The Florida Supreme Court Rules Against Medical Malpractice Damage Caps.I

The Florida Supreme Court Rules Against Medical Malpractice Damage Caps.I

In a ground breaking decision, the Florida Supreme Court has ruled that the Florida law capping damages in medical malpractice cases for “non economic” damages, (also known as pain and suffering), is unconstitutional as a violation of Florida’s guarantee of equal protection. The Florida Supreme Court described the law as not passing the “rational basis test” and described it as unfair to those parties suffering injuries or lost loved ones resulting from medical negligence based on a remand from the 11th Circuit Court of Appeals in the Estate of McCall v. United States, 663F. Supp.2nd 1276 (N.D.Fla. 2009). The law limited the amounts awardable in ways and in amounts only in terms of medical malpractice cases.
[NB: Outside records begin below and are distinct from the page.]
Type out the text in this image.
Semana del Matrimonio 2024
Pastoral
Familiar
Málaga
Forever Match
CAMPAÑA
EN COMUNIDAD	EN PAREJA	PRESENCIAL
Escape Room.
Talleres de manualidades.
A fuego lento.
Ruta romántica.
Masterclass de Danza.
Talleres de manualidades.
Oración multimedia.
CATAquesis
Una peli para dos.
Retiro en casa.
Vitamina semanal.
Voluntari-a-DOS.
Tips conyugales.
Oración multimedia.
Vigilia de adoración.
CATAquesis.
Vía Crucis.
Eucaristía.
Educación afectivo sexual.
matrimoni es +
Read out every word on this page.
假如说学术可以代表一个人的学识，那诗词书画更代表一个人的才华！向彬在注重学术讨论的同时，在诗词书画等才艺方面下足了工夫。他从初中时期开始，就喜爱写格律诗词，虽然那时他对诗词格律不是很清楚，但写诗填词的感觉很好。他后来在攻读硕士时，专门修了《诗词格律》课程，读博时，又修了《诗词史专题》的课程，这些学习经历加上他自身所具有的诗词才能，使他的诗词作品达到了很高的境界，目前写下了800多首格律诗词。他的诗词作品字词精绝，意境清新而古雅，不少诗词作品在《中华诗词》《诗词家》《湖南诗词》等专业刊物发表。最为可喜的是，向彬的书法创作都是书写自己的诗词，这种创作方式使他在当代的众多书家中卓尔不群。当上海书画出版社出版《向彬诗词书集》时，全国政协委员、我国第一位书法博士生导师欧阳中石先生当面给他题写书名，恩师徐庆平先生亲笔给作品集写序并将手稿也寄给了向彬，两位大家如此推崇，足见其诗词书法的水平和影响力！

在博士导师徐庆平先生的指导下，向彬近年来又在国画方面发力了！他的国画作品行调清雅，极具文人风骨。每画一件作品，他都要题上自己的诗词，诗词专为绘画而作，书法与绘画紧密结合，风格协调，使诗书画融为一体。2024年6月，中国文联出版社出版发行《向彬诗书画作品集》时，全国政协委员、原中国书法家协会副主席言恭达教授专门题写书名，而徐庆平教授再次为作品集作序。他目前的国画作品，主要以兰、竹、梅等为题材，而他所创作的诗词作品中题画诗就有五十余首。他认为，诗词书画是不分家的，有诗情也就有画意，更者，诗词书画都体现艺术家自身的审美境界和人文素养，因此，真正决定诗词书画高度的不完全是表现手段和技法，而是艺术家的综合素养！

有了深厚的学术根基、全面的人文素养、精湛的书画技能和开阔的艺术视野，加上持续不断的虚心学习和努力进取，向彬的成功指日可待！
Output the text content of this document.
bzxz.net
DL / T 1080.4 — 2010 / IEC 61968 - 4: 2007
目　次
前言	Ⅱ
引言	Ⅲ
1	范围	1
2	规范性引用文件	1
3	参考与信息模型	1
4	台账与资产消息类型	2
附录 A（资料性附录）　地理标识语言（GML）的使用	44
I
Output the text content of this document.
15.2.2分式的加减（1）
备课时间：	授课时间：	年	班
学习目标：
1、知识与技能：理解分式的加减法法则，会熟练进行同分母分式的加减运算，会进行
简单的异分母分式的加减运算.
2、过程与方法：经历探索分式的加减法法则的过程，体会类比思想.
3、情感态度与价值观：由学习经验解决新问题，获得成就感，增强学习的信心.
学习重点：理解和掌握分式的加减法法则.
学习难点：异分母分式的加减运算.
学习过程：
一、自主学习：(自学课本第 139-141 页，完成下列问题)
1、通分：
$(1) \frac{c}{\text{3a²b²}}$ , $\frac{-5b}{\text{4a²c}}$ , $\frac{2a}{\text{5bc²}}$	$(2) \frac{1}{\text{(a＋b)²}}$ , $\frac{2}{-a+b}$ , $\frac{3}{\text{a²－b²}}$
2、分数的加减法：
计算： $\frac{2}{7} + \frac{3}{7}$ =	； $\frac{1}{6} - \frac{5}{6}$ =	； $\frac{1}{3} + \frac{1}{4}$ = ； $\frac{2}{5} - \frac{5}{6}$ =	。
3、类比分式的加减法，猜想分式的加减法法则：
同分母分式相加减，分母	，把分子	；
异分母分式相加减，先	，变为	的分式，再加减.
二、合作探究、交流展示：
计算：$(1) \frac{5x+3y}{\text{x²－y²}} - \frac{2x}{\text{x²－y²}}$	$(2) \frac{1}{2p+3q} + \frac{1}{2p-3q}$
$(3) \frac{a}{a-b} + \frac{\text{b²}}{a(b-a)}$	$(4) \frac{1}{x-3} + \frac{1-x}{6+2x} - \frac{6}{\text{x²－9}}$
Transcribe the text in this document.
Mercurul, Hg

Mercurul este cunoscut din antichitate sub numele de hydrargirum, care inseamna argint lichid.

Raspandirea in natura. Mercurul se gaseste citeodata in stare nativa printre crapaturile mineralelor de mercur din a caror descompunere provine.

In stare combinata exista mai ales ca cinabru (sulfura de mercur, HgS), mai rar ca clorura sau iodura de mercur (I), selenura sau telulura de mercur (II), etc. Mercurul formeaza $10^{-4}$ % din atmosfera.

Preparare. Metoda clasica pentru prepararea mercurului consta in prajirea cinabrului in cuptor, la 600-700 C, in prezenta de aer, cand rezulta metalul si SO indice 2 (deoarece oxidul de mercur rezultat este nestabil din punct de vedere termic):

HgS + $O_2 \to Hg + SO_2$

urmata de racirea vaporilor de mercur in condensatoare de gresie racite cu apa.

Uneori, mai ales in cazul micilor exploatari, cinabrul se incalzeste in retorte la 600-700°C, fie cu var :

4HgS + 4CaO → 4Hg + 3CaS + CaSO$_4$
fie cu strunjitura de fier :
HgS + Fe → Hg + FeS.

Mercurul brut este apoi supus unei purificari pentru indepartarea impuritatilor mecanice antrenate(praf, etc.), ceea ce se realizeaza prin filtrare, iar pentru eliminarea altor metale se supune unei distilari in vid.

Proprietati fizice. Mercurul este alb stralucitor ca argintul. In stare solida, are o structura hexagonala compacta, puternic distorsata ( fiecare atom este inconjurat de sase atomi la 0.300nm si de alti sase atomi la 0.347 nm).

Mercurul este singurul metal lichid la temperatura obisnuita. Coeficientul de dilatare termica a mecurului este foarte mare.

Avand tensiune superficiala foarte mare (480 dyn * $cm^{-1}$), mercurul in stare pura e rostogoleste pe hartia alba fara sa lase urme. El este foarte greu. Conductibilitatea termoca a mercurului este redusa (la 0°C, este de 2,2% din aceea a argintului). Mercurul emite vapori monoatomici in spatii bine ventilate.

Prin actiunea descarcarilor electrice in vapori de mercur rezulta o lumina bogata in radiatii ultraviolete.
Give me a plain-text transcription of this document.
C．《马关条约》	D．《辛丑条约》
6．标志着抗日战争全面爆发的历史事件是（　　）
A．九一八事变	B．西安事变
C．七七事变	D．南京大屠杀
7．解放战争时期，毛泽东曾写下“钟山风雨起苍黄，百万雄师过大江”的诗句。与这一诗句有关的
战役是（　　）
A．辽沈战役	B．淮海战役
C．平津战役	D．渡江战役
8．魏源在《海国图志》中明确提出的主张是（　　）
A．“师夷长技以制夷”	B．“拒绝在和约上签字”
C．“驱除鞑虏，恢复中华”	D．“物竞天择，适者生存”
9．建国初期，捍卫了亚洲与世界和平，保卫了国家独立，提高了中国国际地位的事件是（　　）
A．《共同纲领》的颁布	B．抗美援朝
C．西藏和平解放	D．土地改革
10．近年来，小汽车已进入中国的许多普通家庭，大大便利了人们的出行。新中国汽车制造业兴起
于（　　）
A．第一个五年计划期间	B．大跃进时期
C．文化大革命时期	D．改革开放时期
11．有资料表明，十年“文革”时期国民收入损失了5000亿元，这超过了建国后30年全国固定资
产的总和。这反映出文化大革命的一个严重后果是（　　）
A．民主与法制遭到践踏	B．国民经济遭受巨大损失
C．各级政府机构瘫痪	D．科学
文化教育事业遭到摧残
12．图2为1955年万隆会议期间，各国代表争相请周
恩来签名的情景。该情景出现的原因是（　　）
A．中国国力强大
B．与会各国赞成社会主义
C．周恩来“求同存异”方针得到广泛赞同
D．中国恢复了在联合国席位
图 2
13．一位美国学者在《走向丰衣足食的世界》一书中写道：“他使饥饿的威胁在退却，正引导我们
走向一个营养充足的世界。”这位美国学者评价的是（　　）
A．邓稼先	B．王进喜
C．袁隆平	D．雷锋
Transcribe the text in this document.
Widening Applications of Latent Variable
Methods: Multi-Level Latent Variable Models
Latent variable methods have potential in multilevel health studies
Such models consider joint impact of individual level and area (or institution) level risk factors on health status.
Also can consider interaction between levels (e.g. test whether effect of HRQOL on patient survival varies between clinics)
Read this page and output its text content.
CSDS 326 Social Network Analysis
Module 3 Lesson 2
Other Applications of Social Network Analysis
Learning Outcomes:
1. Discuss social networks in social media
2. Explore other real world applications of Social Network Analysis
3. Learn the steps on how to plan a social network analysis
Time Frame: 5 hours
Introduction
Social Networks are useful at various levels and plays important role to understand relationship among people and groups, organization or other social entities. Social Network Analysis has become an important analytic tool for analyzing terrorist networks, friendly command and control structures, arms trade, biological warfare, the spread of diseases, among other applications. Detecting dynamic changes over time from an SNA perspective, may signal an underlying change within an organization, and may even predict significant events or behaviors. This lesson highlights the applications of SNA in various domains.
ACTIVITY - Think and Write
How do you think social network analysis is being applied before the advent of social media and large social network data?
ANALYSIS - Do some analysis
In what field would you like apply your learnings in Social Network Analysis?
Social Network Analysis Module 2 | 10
Victims who suffered injuries or survivors of victims of wrongful death were limited in their recovery for acts of medical negligence, but victims of any other type of negligence were not. It was a bad law when it passed and had devastating effects on victims of medical negligence. Thankfully, the Supreme Court has recognized the obvious constitutional inconsistency and stark unfairness of the law. Hopefully, the Florida legislature in its efforts to protect careless doctors, hospitals and big insurance companies, will give more consideration to the constitutional rights of the victims, and families of victims, of preventable medical negligence.  We are grateful to our thoughtful and right minded Supreme Court.